According to science that I won’t bother citing, humans are the only species that are concerned about the date and time. It makes sense. My dog doesn’t care that it’s Wednesday, March 2, 2016. I’m also sure she doesn’t count how many hours of sleep she’ll get tonight – probably seven hours. Or how many hours she has left at work – exactly 1.5 hours for me. However, dates mean something to us. Some dates are etched into us since birth, such as my birthday – August 15th, Halloween – October 31st, Christmas – December 25th, Mom’s Birthday – February 6th, and Cinco de Mayo – May 5th. There are dates you kind of know, like your best friend’s birthday – September something. Early September. Before September 11th. Maybe it’s late September, but it’s definitely in September. Let me check Facebook. September 4th! Wow, I’m a shitty best friend.
Then, there are dates that cause great sadness, like March 2nd. On this day, three years ago, I received a phone call from my friend Adrian. I was washing my dog, who was making the biggest fuss, when my phone rang. I contemplated ignoring it but Adrian never calls, so I answered. That 3-minute call ended with me rushing to my parent’s room for comfort. I remember crying, but my mother remembers me screaming. On this day, three years ago, I found out that one of my best friends, Omar, was killed in a car accident.

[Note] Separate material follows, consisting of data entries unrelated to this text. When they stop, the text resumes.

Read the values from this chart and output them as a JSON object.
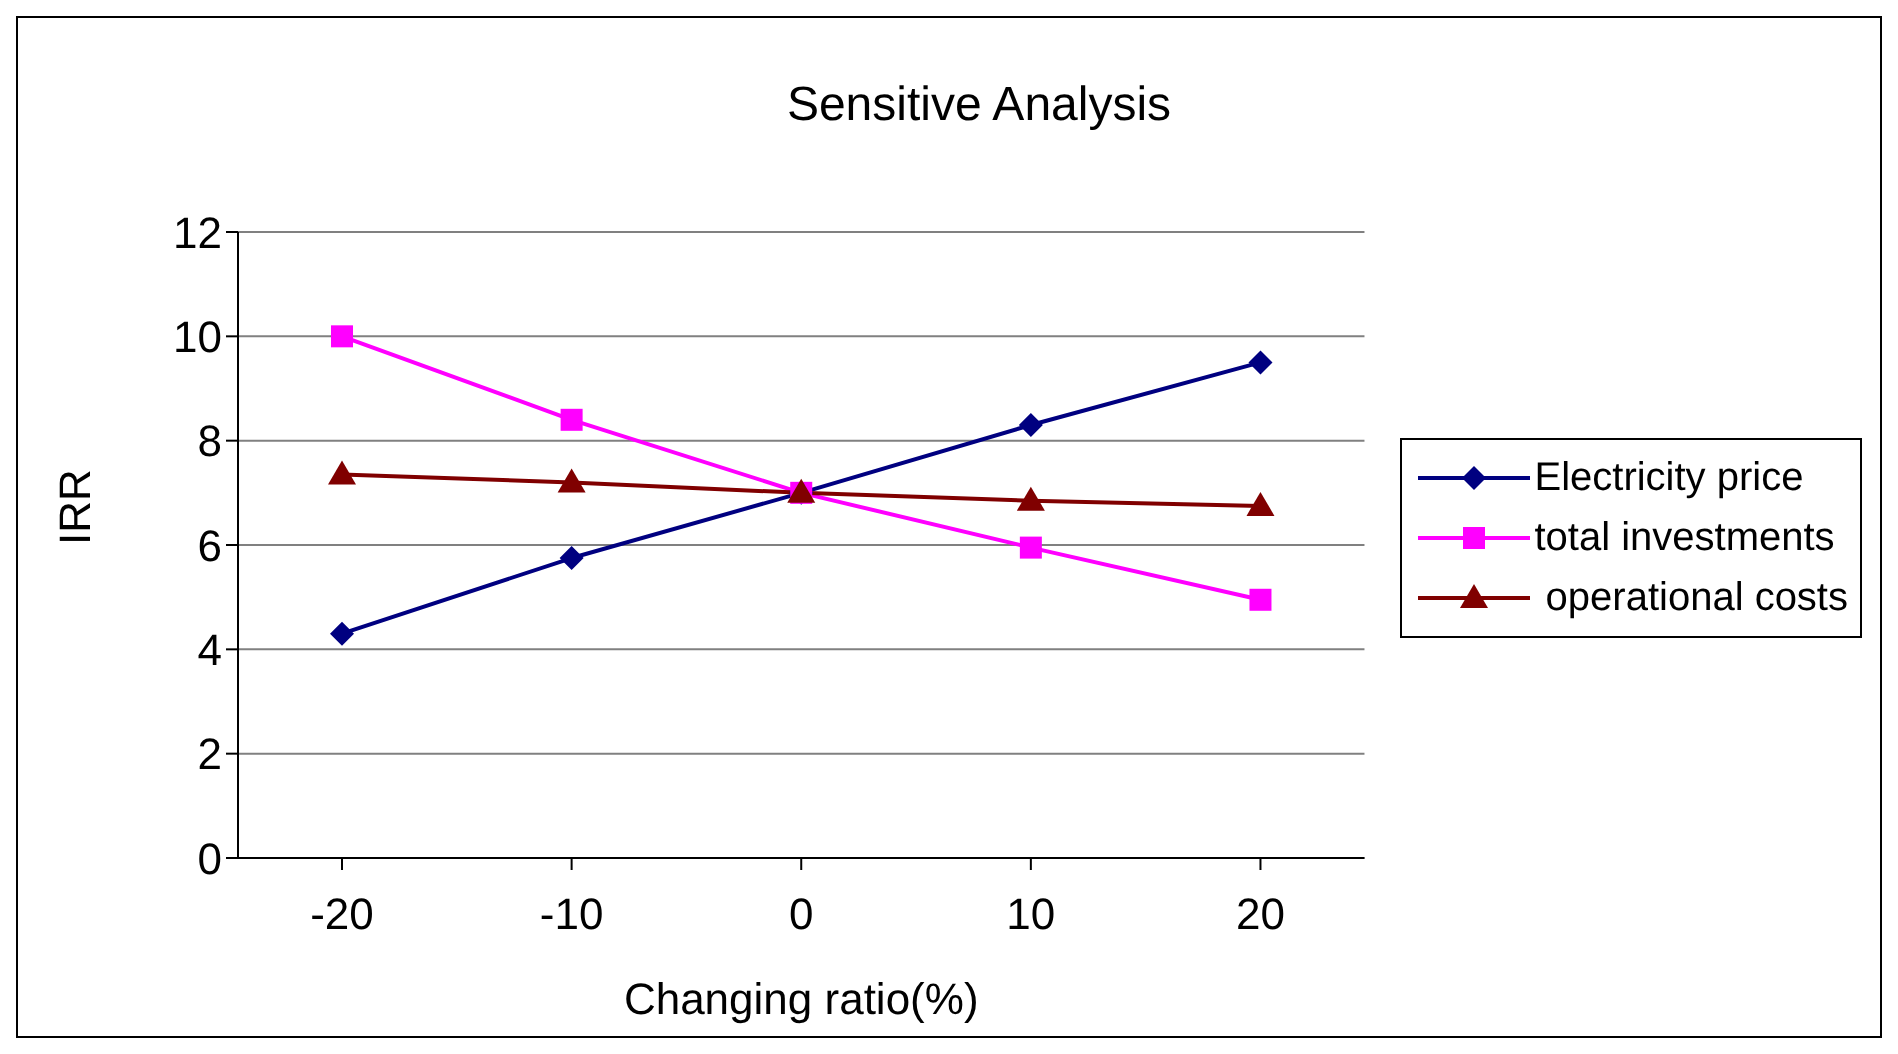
{
  "chart_data": {
    "type": "line",
    "title": "Sensitive Analysis",
    "xlabel": "Changing ratio(%)",
    "ylabel": "IRR",
    "categories": [
      "-20",
      "-10",
      "0",
      "10",
      "20"
    ],
    "series": [
      {
        "name": "Electricity price",
        "color": "#000080",
        "marker": "diamond",
        "values": [
          4.3,
          5.75,
          7.0,
          8.3,
          9.5
        ]
      },
      {
        "name": "total investments",
        "color": "#ff00ff",
        "marker": "square",
        "values": [
          10.0,
          8.4,
          7.0,
          5.95,
          4.95
        ]
      },
      {
        "name": " operational costs",
        "color": "#800000",
        "marker": "triangle",
        "values": [
          7.35,
          7.2,
          7.0,
          6.85,
          6.75
        ]
      }
    ],
    "ylim": [
      0,
      12
    ],
    "yticks": [
      0,
      2,
      4,
      6,
      8,
      10,
      12
    ],
    "grid": "y",
    "legend": "right"
  }
}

A passage from the article “Five Hilarious Times Your Friends Will Die In Their 20s” still resonates with me:
Some people are supposed to die. That’s insensitive, but it’s a little true. There are times when people die and it’s just not unexpected. The girl who was texting and driving was supposed to hit that tree. That’s what happens when you text and drive. The guy with the drug addiction was supposed to overdose. It’s sad, but it’s completely on course with the cosmos. It’s the fulfillment of all the warnings we got from our parents as children. Keep your eyes on the road at all times. Don’t do drugs. Then, there are people who just die, people who never did anything wrong, people whose brilliance seemed to extend to every subject except how to hurt someone. Those people die too. There was no warning our parents gave us to avoid that kind of fate. Oh, also, don’t be a perfect person. Don’t make everyone around you laugh. Don’t be blazingly intelligent, and so genuine in your lack of pretense that no one has a bad thing to say about you. If you do, you might die. Our parents spent a lot of time telling us about all the things that might kill us. They didn’t often bring up how even the perfect ones will die.
Now, I look at every tragedy with a new perspective, and I always feel like someone is missing. It’s a bitter feeling; one that can only be washed away by the reminiscing of fond memories as well as the love and strength of friends and family. I will never forget this date, but I hope you never have to remember one like it.